Arnaud de Malartic   16 août 2013
Interview de Marcelo Galeano, temps de lecture 6 mn

Marcelo Galeano, argentin, ex-volontaire du Point-Cœur de la Sagrada Familia (Simões Filho, Bahia) en 2009/2010 et travaillant au secteur de traduction des JMJ, faisait partie des 12 jeunes qui ont déjeuné avec le pape François le vendredi 27 juillet. De passage à Salvador da Bahia pour revoir ses amis il nous livre ses impressions sur ce déjeuner pas banal. 

Marcelo, comment s'est passé ce repas avec le pape François ?
Cela a été très simple et en même temps bien intense. On était 12 jeunes de différentes parties du monde, la majorité travaillant au COL (Comité Organisateur Local). Il a été bien simple, un pasteur, un père. La première chose qu'il a fait en arrivant a été de nous saluer personnellement, comme si on se connaissait déjà.

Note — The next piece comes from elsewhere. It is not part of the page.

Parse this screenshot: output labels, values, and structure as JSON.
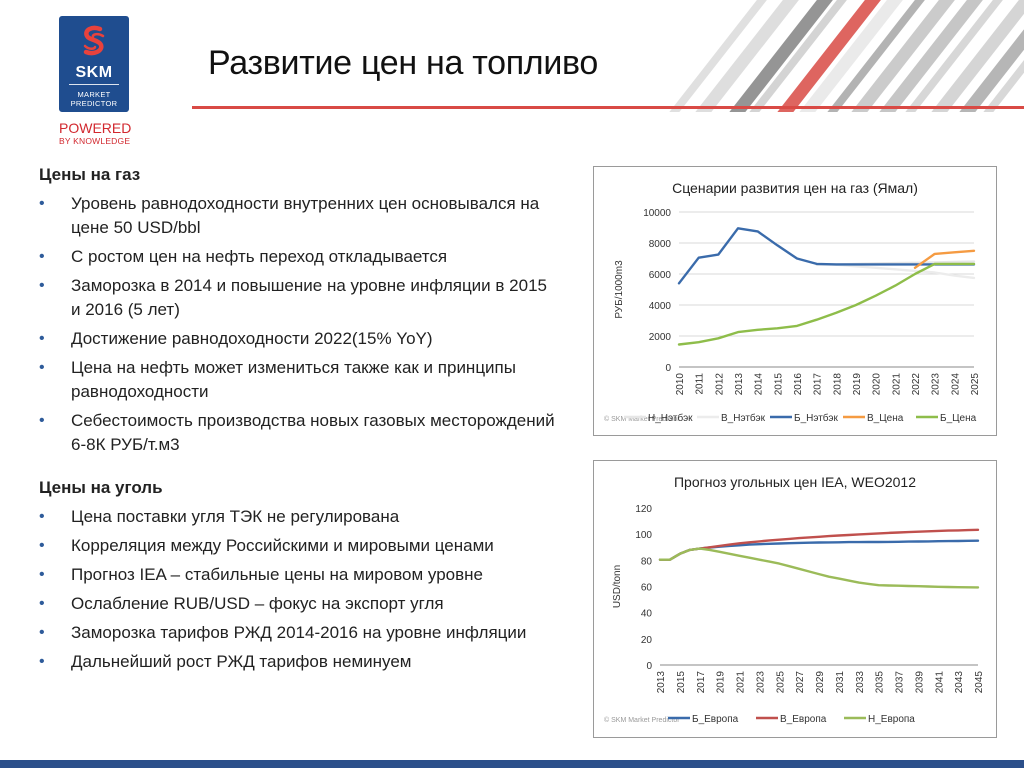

Ensuite on s'est assis et il a dit : « Vous pouvez parler de ce que vous voulez, poser les questions que vous voulez, c'est le moment. Et s'il y a quelque chose avec laquelle vous n'êtes pas d'accord dans ce que je vais dire alors dites-le. Je viens aussi écouter vos avis et ce que vous pensez ».

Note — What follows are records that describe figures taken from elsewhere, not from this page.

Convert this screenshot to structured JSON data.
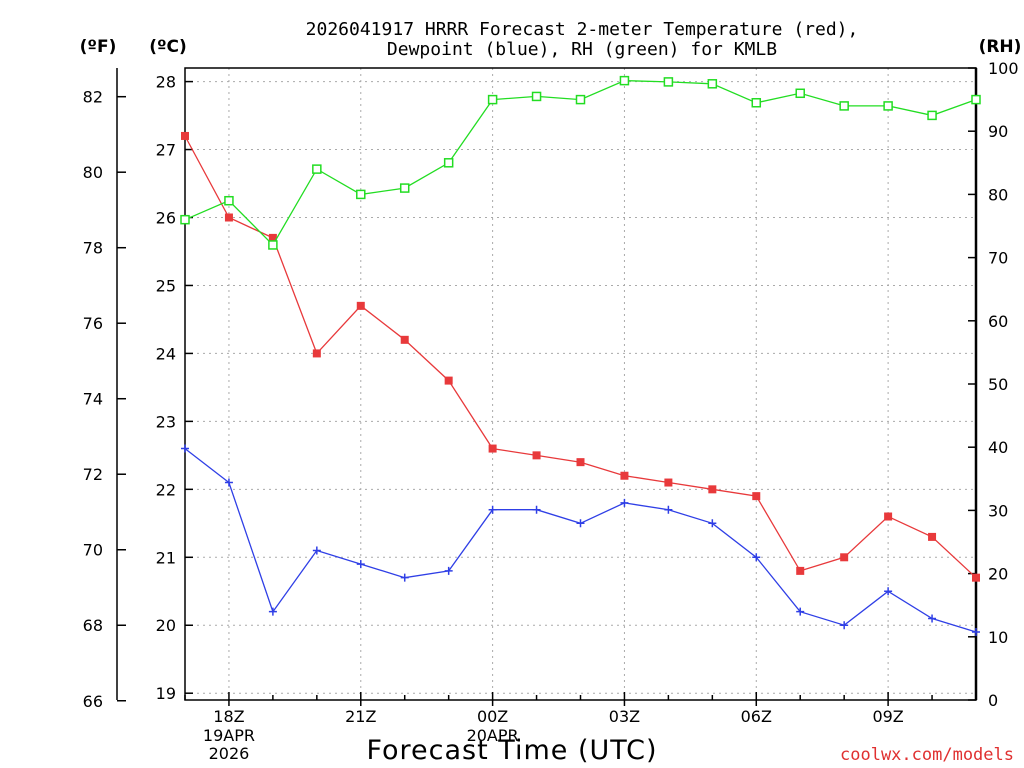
{
  "chart_data": {
    "type": "line",
    "title_lines": [
      "2026041917 HRRR Forecast 2-meter Temperature (red),",
      "Dewpoint (blue), RH (green) for KMLB"
    ],
    "unit_labels": {
      "fahrenheit": "(ºF)",
      "celsius": "(ºC)",
      "rh": "(RH)"
    },
    "xlabel": "Forecast Time (UTC)",
    "credit": "coolwx.com/models",
    "x_range": [
      17,
      35
    ],
    "x_ticks": [
      {
        "x": 18,
        "label": "18Z"
      },
      {
        "x": 21,
        "label": "21Z"
      },
      {
        "x": 24,
        "label": "00Z"
      },
      {
        "x": 27,
        "label": "03Z"
      },
      {
        "x": 30,
        "label": "06Z"
      },
      {
        "x": 33,
        "label": "09Z"
      }
    ],
    "date_labels": [
      {
        "x": 18,
        "lines": [
          "19APR",
          "2026"
        ]
      },
      {
        "x": 24,
        "lines": [
          "20APR"
        ]
      }
    ],
    "celsius_axis": {
      "ylim": [
        18.9,
        28.2
      ],
      "ticks": [
        19,
        20,
        21,
        22,
        23,
        24,
        25,
        26,
        27,
        28
      ]
    },
    "fahrenheit_axis": {
      "ylim": [
        66.02,
        82.76
      ],
      "ticks": [
        66,
        68,
        70,
        72,
        74,
        76,
        78,
        80,
        82
      ]
    },
    "rh_axis": {
      "ylim": [
        0,
        100
      ],
      "ticks": [
        0,
        10,
        20,
        30,
        40,
        50,
        60,
        70,
        80,
        90,
        100
      ]
    },
    "x": [
      17,
      18,
      19,
      20,
      21,
      22,
      23,
      24,
      25,
      26,
      27,
      28,
      29,
      30,
      31,
      32,
      33,
      34,
      35
    ],
    "series": [
      {
        "name": "Temperature",
        "units": "C",
        "color": "#e8393b",
        "marker": "filled-square",
        "values": [
          27.2,
          26.0,
          25.7,
          24.0,
          24.7,
          24.2,
          23.6,
          22.6,
          22.5,
          22.4,
          22.2,
          22.1,
          22.0,
          21.9,
          20.8,
          21.0,
          21.6,
          21.3,
          20.7
        ]
      },
      {
        "name": "Dewpoint",
        "units": "C",
        "color": "#2f3fe6",
        "marker": "plus",
        "values": [
          22.6,
          22.1,
          20.2,
          21.1,
          20.9,
          20.7,
          20.8,
          21.7,
          21.7,
          21.5,
          21.8,
          21.7,
          21.5,
          21.0,
          20.2,
          20.0,
          20.5,
          20.1,
          19.9
        ]
      },
      {
        "name": "RH",
        "units": "%",
        "color": "#22dd22",
        "marker": "open-square",
        "values": [
          76,
          79,
          72,
          84,
          80,
          81,
          85,
          95,
          95.5,
          95,
          98,
          97.8,
          97.5,
          94.5,
          96,
          94,
          94,
          92.5,
          95
        ]
      }
    ]
  }
}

Comment la rencontre a-t-elle commencé ?
Quand il est arrivé on s'est chacun présenté et au moment de s'asseoir on a chacun pu parler un peu de nous, d'où l'on vient, ce que l'on fait. Je me suis présenté et j'ai dit qui j'étais. Ce qui l'intéressait c'était « Quel est votre engagement au sein de l'Eglise? ». Je lui ai dit alors que j'étais parti en mission avec Points-Cœur, il s'est alors comme souvenu de notre Mouvement et il a dit : « Ah si, Puntos-Corazon… », et je lui ai parlé de mon chemin depuis l'école jusqu'au COL.

De quoi avez-vous parlé ensuite pendant le déjeuner ?
De tout. Quelques thèmes avaient déjà été abordés jeudi et aussi lors des ses audiences privées. Il a repris des points qu'il allait ensuite développer lors de la vigile de samedi et de la messe finale. Il nous a redit sa préoccupation pour les jeunes, pour le chemin qu'ils ont à parcourir aujourd'hui.

Il nous a parlé aussi des changements dans l'Eglise, de ce qui doit changer, et aussi il nous a beaucoup écouté, il était préoccupé pour nous.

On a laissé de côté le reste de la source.